Tuesday, January 19, 2010

Alzheimer’s in Haiti


from  http://www.thelastofhismind.com/wordpress/?p=679   by John Thorndike 

With this disaster in Haiti there must be elderly Alzheimer’s patients in Port-au-Prince and other towns who somehow survived the earthquake that killed their caregivers. If they haven’t died already, they could be wandering around not knowing who they are, not remembering where they live, or how to eat, or where to lie down at night to sleep. Some would be as helpless as infants—only they don’t look like infants. In a country where the most able-bodied are having a hard time getting food and water and medical care, those with dementia must be at extreme risk.


We don’t hear much about dementia in third-world countries. The U.S. has about five million Alzheimer’s patients now, with 30 million in the rest of the world. We have more than our share percentage-wise, in part because we have better reporting of medical statistics, and in part because we live longer. Long life is now that double-edged sword: the longer we live, the more likely our brains are apt to go before our bodies.
Our education about Alzheimer’s is better. We don’t call it “senility,” as we once did, and we don’t call it “tired brain,” as they do in India. There’s a near-constant outcry about the need for better medications in the U.S., for better patient care, for more help for caregivers as they look after the afflicted at home. But what did Alzheimer’s care look like in Haiti a month ago? There couldn’t have been much help from the state—and today there must be none.
Caring for my father as Alzheimer’s took him down has set up a kind of filter for me—rather like the years I spent raising my son.
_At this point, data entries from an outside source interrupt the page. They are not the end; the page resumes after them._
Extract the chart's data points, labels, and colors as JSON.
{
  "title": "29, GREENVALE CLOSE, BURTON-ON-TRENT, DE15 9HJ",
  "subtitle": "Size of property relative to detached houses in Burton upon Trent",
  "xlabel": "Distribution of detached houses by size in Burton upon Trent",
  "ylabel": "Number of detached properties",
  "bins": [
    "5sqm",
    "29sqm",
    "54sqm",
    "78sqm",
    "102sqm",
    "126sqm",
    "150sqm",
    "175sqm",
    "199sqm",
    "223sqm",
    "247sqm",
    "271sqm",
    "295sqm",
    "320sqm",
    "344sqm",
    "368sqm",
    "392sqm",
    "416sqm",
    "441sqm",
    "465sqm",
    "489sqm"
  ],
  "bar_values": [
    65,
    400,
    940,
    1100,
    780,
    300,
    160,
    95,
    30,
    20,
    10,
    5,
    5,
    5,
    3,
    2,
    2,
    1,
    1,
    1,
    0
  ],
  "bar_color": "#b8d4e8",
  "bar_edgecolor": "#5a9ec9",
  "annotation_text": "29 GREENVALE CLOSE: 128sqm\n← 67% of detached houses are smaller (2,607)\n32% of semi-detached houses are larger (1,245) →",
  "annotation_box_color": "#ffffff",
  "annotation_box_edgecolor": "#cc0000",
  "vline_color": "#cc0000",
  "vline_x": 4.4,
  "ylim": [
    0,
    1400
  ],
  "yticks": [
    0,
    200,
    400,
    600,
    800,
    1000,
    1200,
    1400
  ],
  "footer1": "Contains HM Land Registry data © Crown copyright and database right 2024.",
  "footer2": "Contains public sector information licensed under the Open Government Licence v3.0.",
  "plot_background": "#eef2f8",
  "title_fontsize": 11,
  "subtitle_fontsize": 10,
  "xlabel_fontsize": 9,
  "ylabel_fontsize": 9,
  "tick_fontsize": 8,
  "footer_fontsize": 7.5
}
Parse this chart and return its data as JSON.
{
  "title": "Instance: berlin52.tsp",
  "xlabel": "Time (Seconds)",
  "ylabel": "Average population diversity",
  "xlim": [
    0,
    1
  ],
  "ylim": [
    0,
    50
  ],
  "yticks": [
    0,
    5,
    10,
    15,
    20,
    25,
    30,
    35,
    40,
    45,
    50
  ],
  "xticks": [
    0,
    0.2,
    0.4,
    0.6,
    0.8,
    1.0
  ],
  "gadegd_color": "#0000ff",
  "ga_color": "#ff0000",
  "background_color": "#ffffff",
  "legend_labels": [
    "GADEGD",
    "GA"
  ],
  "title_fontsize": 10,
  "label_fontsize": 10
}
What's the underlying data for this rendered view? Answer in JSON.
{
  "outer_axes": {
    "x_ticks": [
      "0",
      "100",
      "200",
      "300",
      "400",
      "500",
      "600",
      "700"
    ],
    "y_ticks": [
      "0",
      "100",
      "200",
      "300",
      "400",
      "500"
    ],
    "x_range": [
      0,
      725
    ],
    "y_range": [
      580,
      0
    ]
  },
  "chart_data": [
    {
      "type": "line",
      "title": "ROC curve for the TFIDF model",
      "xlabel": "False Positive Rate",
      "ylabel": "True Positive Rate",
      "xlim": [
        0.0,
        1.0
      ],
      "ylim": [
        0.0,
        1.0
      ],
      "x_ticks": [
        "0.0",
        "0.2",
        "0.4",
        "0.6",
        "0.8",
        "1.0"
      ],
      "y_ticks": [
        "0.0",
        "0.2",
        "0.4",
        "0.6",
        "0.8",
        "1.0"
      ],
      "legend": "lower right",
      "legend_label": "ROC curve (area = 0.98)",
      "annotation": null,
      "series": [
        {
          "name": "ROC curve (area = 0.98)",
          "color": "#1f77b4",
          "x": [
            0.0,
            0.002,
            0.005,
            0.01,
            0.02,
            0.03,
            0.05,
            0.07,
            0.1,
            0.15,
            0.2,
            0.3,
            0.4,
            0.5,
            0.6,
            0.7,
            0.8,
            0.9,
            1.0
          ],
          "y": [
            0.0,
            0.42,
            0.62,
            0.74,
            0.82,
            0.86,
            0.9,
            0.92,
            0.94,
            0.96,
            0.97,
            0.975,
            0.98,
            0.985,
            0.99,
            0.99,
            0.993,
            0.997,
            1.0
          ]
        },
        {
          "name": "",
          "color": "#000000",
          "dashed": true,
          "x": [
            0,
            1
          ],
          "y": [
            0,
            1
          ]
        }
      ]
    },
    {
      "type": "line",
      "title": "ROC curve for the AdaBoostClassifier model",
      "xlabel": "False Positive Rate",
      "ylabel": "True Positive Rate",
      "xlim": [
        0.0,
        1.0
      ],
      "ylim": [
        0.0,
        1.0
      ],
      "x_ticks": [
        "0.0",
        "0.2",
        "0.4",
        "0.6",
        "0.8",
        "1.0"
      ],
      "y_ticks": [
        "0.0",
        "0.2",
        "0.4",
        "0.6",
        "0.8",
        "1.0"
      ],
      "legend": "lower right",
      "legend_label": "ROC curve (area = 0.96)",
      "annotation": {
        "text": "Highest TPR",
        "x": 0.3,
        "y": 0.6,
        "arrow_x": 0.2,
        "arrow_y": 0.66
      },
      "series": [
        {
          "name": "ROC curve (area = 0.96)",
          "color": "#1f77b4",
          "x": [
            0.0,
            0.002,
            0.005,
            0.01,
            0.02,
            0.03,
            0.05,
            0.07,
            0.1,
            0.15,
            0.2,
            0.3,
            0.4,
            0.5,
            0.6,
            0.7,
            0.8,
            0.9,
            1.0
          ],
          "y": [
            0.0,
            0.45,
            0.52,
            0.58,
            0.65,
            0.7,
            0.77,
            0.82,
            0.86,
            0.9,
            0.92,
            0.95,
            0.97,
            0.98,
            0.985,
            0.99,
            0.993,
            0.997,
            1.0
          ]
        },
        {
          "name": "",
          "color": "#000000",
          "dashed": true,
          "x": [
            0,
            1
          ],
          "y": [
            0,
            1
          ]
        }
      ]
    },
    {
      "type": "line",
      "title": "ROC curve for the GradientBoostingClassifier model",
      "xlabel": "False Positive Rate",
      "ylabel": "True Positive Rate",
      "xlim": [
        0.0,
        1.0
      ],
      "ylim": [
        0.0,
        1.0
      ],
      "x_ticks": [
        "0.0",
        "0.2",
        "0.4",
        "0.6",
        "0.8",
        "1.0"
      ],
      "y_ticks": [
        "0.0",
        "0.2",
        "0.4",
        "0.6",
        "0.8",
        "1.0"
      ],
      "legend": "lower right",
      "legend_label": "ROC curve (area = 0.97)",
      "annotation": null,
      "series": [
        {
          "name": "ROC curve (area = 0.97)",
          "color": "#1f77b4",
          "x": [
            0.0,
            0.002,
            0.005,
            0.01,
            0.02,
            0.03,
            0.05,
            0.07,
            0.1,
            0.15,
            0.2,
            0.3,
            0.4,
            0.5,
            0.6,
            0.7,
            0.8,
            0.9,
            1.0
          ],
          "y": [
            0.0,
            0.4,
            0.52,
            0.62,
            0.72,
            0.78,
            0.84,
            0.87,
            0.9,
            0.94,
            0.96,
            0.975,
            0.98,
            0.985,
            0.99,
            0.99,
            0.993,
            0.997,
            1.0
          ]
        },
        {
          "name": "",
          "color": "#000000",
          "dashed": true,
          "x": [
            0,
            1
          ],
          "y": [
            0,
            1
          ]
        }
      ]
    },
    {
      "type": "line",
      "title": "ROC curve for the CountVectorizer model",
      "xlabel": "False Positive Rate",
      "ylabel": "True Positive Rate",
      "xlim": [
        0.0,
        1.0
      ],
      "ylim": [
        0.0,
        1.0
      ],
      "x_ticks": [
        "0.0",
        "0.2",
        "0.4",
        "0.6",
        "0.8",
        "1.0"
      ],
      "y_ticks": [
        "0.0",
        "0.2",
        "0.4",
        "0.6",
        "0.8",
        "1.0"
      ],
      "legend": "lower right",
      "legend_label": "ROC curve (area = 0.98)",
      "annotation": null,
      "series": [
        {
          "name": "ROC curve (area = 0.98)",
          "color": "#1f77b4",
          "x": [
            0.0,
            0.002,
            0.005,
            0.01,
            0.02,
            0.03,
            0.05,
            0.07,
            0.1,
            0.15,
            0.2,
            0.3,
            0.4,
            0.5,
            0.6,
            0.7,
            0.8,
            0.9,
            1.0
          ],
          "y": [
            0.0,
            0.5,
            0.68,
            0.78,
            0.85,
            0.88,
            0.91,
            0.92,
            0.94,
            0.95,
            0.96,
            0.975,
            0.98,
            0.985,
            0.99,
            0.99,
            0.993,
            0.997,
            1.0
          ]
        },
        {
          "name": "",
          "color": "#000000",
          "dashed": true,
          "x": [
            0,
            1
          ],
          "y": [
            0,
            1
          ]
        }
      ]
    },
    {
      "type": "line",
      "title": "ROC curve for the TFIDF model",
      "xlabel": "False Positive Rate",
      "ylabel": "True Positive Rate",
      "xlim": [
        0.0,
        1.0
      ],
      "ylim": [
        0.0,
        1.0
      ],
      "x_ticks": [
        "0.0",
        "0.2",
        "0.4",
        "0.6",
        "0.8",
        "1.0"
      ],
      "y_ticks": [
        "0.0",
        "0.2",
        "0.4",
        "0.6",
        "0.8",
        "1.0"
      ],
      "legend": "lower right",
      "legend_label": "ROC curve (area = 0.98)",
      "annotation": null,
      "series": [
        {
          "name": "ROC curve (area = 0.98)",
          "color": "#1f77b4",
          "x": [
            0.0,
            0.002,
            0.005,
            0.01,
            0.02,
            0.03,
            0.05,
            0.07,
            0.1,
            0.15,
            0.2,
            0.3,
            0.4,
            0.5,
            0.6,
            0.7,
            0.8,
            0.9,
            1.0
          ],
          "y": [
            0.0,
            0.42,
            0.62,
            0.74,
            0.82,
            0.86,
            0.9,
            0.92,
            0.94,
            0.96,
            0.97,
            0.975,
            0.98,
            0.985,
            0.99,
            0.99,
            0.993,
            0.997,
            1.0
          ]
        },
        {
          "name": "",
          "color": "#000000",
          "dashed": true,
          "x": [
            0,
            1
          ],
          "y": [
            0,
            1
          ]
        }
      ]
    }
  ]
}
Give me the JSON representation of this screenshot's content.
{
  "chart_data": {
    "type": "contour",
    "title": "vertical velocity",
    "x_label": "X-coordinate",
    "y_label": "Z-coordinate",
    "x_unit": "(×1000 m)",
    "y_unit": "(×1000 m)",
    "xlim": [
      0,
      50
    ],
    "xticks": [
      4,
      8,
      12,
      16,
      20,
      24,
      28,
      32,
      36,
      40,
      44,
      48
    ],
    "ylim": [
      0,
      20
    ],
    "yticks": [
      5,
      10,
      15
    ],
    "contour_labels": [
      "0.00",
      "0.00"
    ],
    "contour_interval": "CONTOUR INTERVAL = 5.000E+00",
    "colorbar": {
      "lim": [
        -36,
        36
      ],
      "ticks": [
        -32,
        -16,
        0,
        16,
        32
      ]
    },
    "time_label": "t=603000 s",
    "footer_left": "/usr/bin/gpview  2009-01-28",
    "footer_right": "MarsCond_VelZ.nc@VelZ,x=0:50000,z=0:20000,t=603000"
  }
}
I became a father, I joined the vast community of parents, and now I have joined the community of those who have looked after the elderly and those with dementia. In the case of Haiti, my mind jumps to those who are lost in the midst of chaos, who could make little sense of anything even if they were still ambulatory. Infants and those in the deep reaches of Alzheimer’s are especially vulnerable populations—and on the streets of Port-au-Prince, the latter must be almost invisible.